Rabu, 20 November 2013

TEORI PENDUKUNG PEMBELAJARAN CTL



Sesuai dengan prinsip dari model CTL maka teori – teori pendukung yang sesuai untuk penerapan CTL dalam pembelajaran adalah sebagai berikut :

A. Teori Piaget
            Menurut Piaget, manusia tumbuh beradaptasi ,dan berubah melalui perkembangan fisik, perkembangan kepribadian, perkembangan sosio-emosional, dan perkembangan kognitif. Perkembangan kognitif  sebagian besar bergantung kepada seberapa jauh anak memanipulasi dan aktif dalam berinteraksi dengan lingkungannya.
Ada tiga aspek perkembangan intelektual yaitu : struktur, isi, dan fungsi. Struktur atau skemata merupakan organisasi mental tingkat tinggi yang terbentuk pada individu waktu ia berinteraksi dengan lingkungannya. Isi merupakan pola perilaku khas anak yang tercermin pada responnya terhadap berbagai masalah atau situasi yang dihadapi. Sedangkan fungsi adalah cara yang digunakan organisme untuk membuat kemajuan – kemajuan intelektual. Fungsi itu sendiri terdiri dari organisasi dan adaptasi. Organisasi memberikan organisme kemampuan untuk meng – organisasi proses – proses fisik atau proses – proses psikologi menjadi system – system yang teratur dan berhubungan.
Fungsi kedua yang melandasi perkembangan itelektual adalah adaptasi. Semua organisme lahir dengan kecenderungan untuk menyesuaikan diri atau beradaptasi dengan lingkungan mereka. Cara beradaptasi ini berbeda antara organisme yang satu dengan yang lainnya. Adaptasi terhadap lingkungan dilakukan melalui dua proses , yaitu asimilasi dan akomodasi. Dalam proses asimilasi seseorang mengunakan struktur atau kemampuan yang sudah ada untuk menangulangi masalah yang dihadapi dalam lingkungannya. Sedangkan dalam proses akomodasi seseorang memerlukan modifikasi struktur mental yang ada dalam mengadakan respon terhadap tantangan lingkungannya.
Piaget mengemukakan dalam teorinya bahwa kemampuan kognitif manusia berkembang menurut empat tahap, dari lahir sampai dewasa. Tahap – tahap itu beserta urutannya  berlaku untuk semua orang, akan tetapi usia pada saat seseorang mulai memasuki sesuatu tahapan tertentu tidak selalu sama untuk setiap orang. Keempat tahap tersebut adalah :

1. Tahap sensori motor ( sensory motor stage) :
            Tahap sensori motor berlangsung sejak manusia lahir sampai berusia sekitar 2 tahun. Pada tahap ini pemahaman anak tentang berbagai hal bergantung pada kegiatan (gerakan) tubuh beserta alat – alat indera. Sebagai contoh, pada tahap ini anak tahu bahwa didekatnya ada sesuatu barang mainan kalau ia menyentuh barang itu. Pada tahap ini tanpa mengunakan kegiatan tubuh atau indera anak belum bisa memahami sesuatu.

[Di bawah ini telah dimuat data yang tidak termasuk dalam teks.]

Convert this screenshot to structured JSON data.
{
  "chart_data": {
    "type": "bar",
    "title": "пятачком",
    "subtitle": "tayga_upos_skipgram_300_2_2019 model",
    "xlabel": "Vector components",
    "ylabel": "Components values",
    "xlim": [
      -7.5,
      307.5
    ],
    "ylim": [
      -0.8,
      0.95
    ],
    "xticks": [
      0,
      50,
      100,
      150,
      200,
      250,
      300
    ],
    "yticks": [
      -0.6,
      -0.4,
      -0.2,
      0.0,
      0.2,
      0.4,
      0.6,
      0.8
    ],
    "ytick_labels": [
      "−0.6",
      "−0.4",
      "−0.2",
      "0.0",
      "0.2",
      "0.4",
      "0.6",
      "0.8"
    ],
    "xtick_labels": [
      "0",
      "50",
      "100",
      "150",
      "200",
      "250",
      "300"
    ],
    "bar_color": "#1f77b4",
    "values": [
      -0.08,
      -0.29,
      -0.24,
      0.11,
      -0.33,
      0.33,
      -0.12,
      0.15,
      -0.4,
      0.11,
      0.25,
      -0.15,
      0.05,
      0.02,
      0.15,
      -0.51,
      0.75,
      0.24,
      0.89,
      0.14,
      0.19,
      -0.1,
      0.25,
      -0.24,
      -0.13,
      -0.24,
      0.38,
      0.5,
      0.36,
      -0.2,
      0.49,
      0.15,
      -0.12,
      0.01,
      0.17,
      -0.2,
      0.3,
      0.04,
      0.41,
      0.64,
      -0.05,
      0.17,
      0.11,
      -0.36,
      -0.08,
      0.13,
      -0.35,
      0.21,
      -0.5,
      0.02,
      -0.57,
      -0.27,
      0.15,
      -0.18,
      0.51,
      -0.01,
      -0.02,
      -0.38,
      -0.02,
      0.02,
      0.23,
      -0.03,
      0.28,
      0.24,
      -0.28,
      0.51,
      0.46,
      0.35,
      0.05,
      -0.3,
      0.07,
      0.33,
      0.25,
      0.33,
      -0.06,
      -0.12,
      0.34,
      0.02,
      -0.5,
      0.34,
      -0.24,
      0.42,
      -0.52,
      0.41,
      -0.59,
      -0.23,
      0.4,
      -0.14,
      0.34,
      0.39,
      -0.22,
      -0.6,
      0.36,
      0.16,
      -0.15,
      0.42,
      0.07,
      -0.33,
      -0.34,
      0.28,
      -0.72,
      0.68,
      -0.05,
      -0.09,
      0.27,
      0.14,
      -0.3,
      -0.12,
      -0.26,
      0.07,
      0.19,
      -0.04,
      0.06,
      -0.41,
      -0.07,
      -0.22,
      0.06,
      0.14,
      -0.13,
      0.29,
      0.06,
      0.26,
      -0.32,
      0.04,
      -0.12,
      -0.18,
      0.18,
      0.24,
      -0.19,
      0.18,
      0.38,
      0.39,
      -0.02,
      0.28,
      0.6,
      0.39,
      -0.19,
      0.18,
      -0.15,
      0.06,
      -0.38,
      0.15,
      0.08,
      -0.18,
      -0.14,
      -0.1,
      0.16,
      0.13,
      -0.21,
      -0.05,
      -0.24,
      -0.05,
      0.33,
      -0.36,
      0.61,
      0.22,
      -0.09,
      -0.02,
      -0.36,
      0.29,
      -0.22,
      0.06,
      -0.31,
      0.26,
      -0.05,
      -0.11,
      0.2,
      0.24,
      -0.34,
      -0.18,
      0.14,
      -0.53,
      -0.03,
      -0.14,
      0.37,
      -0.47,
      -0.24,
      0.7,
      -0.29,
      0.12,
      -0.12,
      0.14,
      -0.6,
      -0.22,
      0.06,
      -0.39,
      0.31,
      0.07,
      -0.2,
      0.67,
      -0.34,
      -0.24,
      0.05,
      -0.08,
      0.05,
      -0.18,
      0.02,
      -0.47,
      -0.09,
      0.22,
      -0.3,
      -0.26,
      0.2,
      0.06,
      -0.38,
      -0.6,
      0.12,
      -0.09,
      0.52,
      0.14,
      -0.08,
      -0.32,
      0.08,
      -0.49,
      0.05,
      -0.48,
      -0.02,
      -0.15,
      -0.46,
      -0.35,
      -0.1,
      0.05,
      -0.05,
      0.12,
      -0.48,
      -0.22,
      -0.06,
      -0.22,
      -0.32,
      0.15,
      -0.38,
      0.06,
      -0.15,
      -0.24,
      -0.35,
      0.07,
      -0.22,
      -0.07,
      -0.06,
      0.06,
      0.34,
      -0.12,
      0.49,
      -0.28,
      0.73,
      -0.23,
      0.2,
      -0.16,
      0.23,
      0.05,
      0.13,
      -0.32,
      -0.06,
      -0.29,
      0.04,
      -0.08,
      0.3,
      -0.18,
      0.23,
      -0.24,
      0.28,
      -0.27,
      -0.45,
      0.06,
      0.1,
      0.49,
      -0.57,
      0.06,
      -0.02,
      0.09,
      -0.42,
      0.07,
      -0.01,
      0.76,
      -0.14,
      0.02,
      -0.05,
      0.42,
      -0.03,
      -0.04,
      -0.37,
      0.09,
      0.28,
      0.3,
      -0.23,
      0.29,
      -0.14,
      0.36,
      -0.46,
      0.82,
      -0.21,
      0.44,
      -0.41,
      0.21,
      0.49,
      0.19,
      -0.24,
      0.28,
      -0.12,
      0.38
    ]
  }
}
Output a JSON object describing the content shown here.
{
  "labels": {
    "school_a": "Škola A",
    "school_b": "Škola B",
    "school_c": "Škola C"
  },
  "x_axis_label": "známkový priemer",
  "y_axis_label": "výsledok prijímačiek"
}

2. Tahap pra – operasional (pre – operational stage):
            Tahap pra – operasional berlangsung kira- kira usia 2 tahun sampai 7 tahun. Pada tahap ini, dalam memahami sesuatu siswa tidak lagi hanya bergantung kepada kegiatan. (gerakan) tubuh yang inderanya, dalam arti, anak sudah mengunakan pemikirannya dalam berbagai hal. Akan tetapi, pada tahap ini pemikiran anak masih bersifat egosentris, artinya pemahamannya mengenai berbagai hal masih terpusat pada dirinya  sendiri. Pada tahap ini anak berpikir bahwa  orang – orang mempunyai pemikiran dan perasaan seperti yang ia alami. Dengan kata lain, pada tahap ini anak belum bisa berpikir secara obyektif, lepas darinya sendiri.
Pada tahap ini anak masih kesulitan dalam melakukan pembalikan pemikiran (reversing thought). Juga pada tahap ini anak masih mengalami kesulitan dalam berpikir secara induktif ataupun deduktif, tetapi pada tahap ini anak cenderung berpikir transduktif (dari hal khusus ke hal khusus yang lain), sehingga cara berpikirnya belum tampak logis.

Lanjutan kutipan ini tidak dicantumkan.